Thankfully, Gemma was coming with me for now. We’d decided to make a fun trip of the drive, and once we got there, she’d help me move into my condo before she’d be on the first flight back here. I was grateful to have her by my side, especially since I still felt guilty about leaving her with all our work.

“Are you sure?—”

She didn’t even let me ask the question, shutting me down with a fierce eye roll—and Gemma could do that fiercely—before she changed the topic. “Have you made any progress on the first item of your list?”

“Having a one-night stand?” I laughed. “Sure, between flying to New York with you, packing up my entire life, making arrangements to start over, but only temporarily in Idaho, and tying up all the loose ends, I had a quick hookup.”

She sighed. “Orgasms are good for the soul, Mimi. Seriously. A proper shagging would’ve been good for all this stress you’re carrying around.”

“A proper shagging ?” I glanced at her. “Have you been watching British TV shows again?”

She shrugged. “What? Sometimes, I like my dirty talk classy.”

“Only sometimes?” I chuckled, shaking my head but quickly forgetting all about how nervous I had been earlier.

Gemma succeeded in keeping me out of my head, and we had a blast as we put mile after mile between us and our hometown. I always had a good time with her. Everyone did.

We talked and laughed, reminiscing about the ninth-grade sleepover when we’d created the list and I teased her about completing her first item not an hour after she’d found out what it was. Kissing a stranger in an airplane bathroom might’ve given others some trouble, but not her.

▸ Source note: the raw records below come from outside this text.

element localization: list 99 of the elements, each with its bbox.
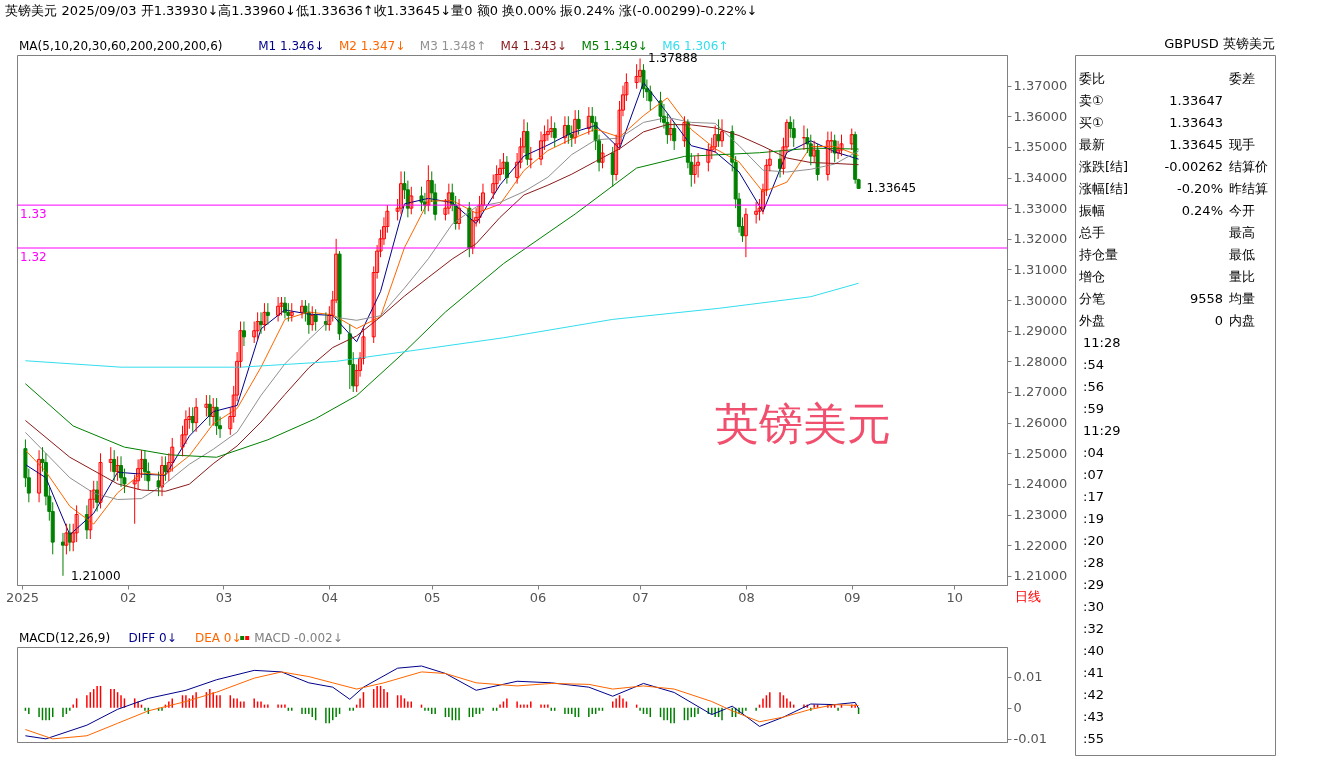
y-tick-label: 1.28000	[1013, 353, 1068, 369]
text: :55	[1083, 731, 1104, 746]
text: 今开	[1229, 203, 1255, 218]
text: :41	[1083, 665, 1104, 680]
text: 1.33645	[1169, 137, 1223, 152]
text: 委差	[1229, 71, 1255, 86]
text: 增仓	[1078, 269, 1105, 284]
y-tick-label: 1.33000	[1013, 200, 1068, 216]
text: :28	[1083, 555, 1104, 570]
x-tick-label: 08	[738, 589, 755, 605]
x-tick-label: 04	[321, 589, 339, 605]
y-tick-label: 1.34000	[1013, 170, 1068, 186]
y-tick-label: 1.31000	[1013, 261, 1068, 277]
y-tick-label: 1.35000	[1013, 139, 1068, 155]
annotation: 1.37888	[648, 51, 698, 66]
y-tick-label: 0.01	[1013, 669, 1043, 685]
text: 内盘	[1229, 313, 1255, 328]
x-tick-label: 09	[843, 589, 861, 605]
ref-line-label: 1.32	[20, 250, 47, 265]
y-tick-label: 1.22000	[1013, 537, 1068, 553]
text: 最新	[1079, 137, 1105, 152]
text: :32	[1083, 621, 1104, 636]
text: :17	[1083, 489, 1104, 504]
text: :43	[1083, 709, 1104, 724]
text: 买①	[1079, 115, 1104, 130]
text: 日线	[1015, 589, 1041, 604]
text: :29	[1083, 577, 1104, 592]
text: :59	[1083, 401, 1104, 416]
text: 分笔	[1079, 291, 1105, 306]
y-tick-label: -0.01	[1013, 731, 1048, 747]
text: 最低	[1229, 247, 1255, 262]
text: 现手	[1229, 137, 1255, 152]
text: 最高	[1229, 225, 1255, 240]
text: :19	[1083, 511, 1104, 526]
text: M5 1.349↓	[581, 39, 648, 53]
y-tick-label: 1.37000	[1013, 78, 1068, 94]
y-tick-label: 0	[1013, 700, 1022, 716]
annotation: 1.21000	[70, 568, 121, 583]
legend-label: MACD -0.002↓	[254, 631, 343, 645]
y-tick-label: 1.24000	[1013, 476, 1068, 492]
text: :40	[1083, 643, 1104, 658]
text: 11:28	[1083, 335, 1121, 350]
text: 昨结算	[1229, 181, 1268, 196]
y-tick-label: 1.27000	[1013, 384, 1068, 400]
text: 0	[1214, 313, 1223, 328]
text: 均量	[1228, 291, 1255, 306]
text: 振幅	[1079, 203, 1105, 218]
text: :30	[1083, 599, 1104, 614]
text: -0.00262	[1164, 159, 1223, 174]
chart-subtitle: MA(5,10,20,30,60,200,200,200,6)	[19, 39, 223, 53]
y-tick-label: 1.21000	[1013, 568, 1068, 584]
annotation: 1.33645	[866, 181, 917, 196]
text: 0.24%	[1181, 203, 1223, 218]
text: 总手	[1078, 225, 1105, 240]
text: 涨幅[结]	[1079, 181, 1129, 196]
text: 量比	[1229, 269, 1255, 284]
x-tick-label: 07	[632, 589, 649, 605]
x-tick-label: 06	[529, 589, 547, 605]
text: M3 1.348↑	[419, 39, 487, 53]
text: :20	[1083, 533, 1104, 548]
x-tick-label: 02	[120, 589, 137, 605]
text: :04	[1083, 445, 1104, 460]
text: M6 1.306↑	[662, 39, 729, 53]
x-tick-label: 03	[215, 589, 233, 605]
text: -0.20%	[1177, 181, 1223, 196]
text: DIFF 0↓	[128, 631, 177, 645]
text: GBPUSD 英镑美元	[1164, 36, 1275, 51]
text: 11:29	[1083, 423, 1121, 438]
chart-title: MACD(12,26,9)	[19, 631, 111, 645]
text: M2 1.347↓	[339, 39, 406, 53]
text: :07	[1083, 467, 1104, 482]
text: M1 1.346↓	[258, 39, 325, 53]
text: :42	[1083, 687, 1104, 702]
text: 涨跌[结]	[1079, 159, 1129, 174]
y-tick-label: 1.29000	[1013, 323, 1068, 339]
annotation: 英镑美元	[714, 398, 891, 449]
y-tick-label: 1.30000	[1013, 292, 1068, 308]
y-tick-label: 1.23000	[1013, 507, 1068, 523]
x-tick-label: 10	[946, 589, 963, 605]
y-tick-label: 1.36000	[1013, 108, 1068, 124]
text: :54	[1083, 357, 1104, 372]
text: 结算价	[1229, 159, 1268, 174]
text: M4 1.343↓	[500, 39, 567, 53]
text: 1.33643	[1169, 115, 1223, 130]
y-tick-label: 1.32000	[1013, 231, 1068, 247]
x-tick-label: 2025	[5, 589, 40, 605]
text: 卖①	[1079, 93, 1104, 108]
text: 委比	[1079, 71, 1105, 86]
x-tick-label: 05	[423, 589, 441, 605]
chart-title: 英镑美元 2025/09/03 开1.33930↓高1.33960↓低1.33636↑收1.33645↓量0 额0 换0.00% 振0.24% 涨(-0.00299)-0.22%↓	[5, 3, 758, 18]
text: 1.33647	[1169, 93, 1223, 108]
ref-line-label: 1.33	[20, 207, 47, 222]
text: 外盘	[1079, 313, 1105, 328]
text: :56	[1083, 379, 1104, 394]
y-tick-label: 1.26000	[1013, 415, 1068, 431]
y-tick-label: 1.25000	[1013, 445, 1068, 461]
text: 9558	[1189, 291, 1223, 306]
text: 持仓量	[1079, 247, 1118, 262]
text: DEA 0↓	[195, 631, 242, 645]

By a happy twist of fate, Gemma had ended up in first class on our flight to New York, seated right next to Noah Parks , heartthrob of the famous boyband, City Lights. Only she would chuck champagne all over a guy—an ultra famous one at that—and still manage to make him want to kiss her while he was cleaning up.

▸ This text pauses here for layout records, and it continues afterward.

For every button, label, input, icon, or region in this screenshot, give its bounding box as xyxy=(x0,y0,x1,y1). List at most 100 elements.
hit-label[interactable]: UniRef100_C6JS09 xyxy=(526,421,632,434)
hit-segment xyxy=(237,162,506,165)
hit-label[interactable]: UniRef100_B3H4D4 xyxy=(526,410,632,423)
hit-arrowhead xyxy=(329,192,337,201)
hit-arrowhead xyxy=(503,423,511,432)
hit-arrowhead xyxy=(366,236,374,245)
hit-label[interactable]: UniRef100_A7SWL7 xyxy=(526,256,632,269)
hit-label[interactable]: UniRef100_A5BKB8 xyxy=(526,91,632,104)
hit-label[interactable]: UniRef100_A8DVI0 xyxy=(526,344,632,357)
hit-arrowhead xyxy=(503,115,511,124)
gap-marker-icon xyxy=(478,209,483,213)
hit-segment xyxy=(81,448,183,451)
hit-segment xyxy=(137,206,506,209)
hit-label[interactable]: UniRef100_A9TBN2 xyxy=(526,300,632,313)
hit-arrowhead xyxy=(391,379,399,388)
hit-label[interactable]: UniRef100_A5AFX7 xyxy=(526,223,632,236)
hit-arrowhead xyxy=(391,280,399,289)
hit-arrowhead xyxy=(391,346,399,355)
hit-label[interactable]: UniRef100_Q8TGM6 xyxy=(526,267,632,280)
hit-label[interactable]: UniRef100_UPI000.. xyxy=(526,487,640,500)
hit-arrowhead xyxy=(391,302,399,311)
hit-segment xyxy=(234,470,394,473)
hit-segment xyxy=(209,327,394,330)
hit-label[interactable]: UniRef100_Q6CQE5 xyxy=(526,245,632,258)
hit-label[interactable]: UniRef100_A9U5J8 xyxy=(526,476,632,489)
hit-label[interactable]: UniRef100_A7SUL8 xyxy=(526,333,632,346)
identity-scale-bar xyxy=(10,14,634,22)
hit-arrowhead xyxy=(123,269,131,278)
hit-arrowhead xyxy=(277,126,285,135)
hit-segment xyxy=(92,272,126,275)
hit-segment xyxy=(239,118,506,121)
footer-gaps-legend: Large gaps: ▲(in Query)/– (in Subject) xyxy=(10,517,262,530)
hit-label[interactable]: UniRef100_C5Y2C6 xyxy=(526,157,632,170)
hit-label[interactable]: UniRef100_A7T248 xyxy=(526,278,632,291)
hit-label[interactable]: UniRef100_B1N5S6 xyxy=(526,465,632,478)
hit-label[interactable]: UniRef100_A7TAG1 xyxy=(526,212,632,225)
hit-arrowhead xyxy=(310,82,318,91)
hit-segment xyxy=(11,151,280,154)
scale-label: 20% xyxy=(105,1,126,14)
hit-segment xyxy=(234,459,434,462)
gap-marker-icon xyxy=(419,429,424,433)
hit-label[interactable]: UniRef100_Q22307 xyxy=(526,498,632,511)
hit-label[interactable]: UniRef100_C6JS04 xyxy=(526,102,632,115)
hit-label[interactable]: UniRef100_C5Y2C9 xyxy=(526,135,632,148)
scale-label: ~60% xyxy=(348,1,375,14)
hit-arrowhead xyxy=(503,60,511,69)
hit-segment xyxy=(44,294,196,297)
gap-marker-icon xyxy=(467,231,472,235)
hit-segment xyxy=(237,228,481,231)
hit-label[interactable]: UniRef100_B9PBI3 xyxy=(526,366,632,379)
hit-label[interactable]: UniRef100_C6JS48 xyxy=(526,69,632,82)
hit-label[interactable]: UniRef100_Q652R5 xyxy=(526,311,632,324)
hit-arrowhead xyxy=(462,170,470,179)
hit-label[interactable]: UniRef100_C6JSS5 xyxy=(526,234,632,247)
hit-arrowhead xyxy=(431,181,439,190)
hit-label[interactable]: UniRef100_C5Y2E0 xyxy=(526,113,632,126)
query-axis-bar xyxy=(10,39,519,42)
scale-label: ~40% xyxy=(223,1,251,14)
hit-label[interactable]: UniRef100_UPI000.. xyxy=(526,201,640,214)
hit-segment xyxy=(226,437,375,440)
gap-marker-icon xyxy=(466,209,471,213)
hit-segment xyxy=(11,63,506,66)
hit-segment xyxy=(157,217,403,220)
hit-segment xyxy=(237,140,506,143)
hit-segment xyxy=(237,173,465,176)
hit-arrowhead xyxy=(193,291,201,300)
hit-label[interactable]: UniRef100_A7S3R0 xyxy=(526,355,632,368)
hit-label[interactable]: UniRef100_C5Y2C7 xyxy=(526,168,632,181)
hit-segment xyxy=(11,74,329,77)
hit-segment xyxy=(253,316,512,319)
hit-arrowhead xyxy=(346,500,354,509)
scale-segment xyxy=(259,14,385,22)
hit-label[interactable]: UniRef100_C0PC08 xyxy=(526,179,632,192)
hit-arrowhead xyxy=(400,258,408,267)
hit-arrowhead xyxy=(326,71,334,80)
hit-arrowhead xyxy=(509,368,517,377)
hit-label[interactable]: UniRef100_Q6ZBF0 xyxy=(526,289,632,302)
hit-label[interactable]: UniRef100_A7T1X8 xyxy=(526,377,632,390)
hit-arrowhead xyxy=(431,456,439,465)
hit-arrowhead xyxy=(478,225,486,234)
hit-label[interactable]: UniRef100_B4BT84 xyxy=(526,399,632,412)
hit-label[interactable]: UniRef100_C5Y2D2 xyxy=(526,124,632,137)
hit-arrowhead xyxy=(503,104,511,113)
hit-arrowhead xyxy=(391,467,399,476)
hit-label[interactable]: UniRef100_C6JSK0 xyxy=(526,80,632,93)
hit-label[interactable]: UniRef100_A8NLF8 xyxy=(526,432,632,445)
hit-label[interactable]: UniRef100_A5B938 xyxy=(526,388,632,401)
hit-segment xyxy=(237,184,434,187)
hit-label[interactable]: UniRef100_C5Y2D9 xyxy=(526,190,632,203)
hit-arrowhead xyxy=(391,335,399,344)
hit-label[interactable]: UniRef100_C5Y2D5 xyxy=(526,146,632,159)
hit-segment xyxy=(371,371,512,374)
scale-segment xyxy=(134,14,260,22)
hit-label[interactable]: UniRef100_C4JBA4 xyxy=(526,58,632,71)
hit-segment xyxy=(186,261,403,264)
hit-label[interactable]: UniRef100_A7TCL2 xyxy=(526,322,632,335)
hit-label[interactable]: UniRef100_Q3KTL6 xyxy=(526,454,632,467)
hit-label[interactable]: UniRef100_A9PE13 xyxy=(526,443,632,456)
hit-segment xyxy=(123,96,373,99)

In my case, it’d been half a month and I hadn’t even thought about the list, let alone finding someone to have a one-night stand with. I figured it would be easier once I got to Sun Valley, though. I didn’t know anyone there other than my brother and I wouldn’t be getting attached to a perfect stranger, so I’d catch up to her once I was settled there.

Laurel didn’t have any points on the board yet either, considering that she would only be seeing the old flame she wanted to kiss for her task once we were all back in Texas for Thanksgiving. Gemma and I spoke about her and Leif for a little while before she finally turned the conversation back to me.

“Are you feeling better about the list yet?” she asked. “There’s no rush, you know. You can wait until you’re ready before you start.”

“I’m calling mine The Bucket List ,” I declared as I tightened my fingers on the steering wheel. “The way I see it, we’re taking the first step to completing my first task right now. I’m on my way to the place where I’ll make it happen, and for now, that’s enough for me.”

I meant it. I would get a proper shagging eventually—and hopefully get the kind of orgasm that was good for my soul out of it—but for now, she was right. There was no rush.

This was a journey. An adventure. And I’d waited so long to take it that I would savor every last step along the way.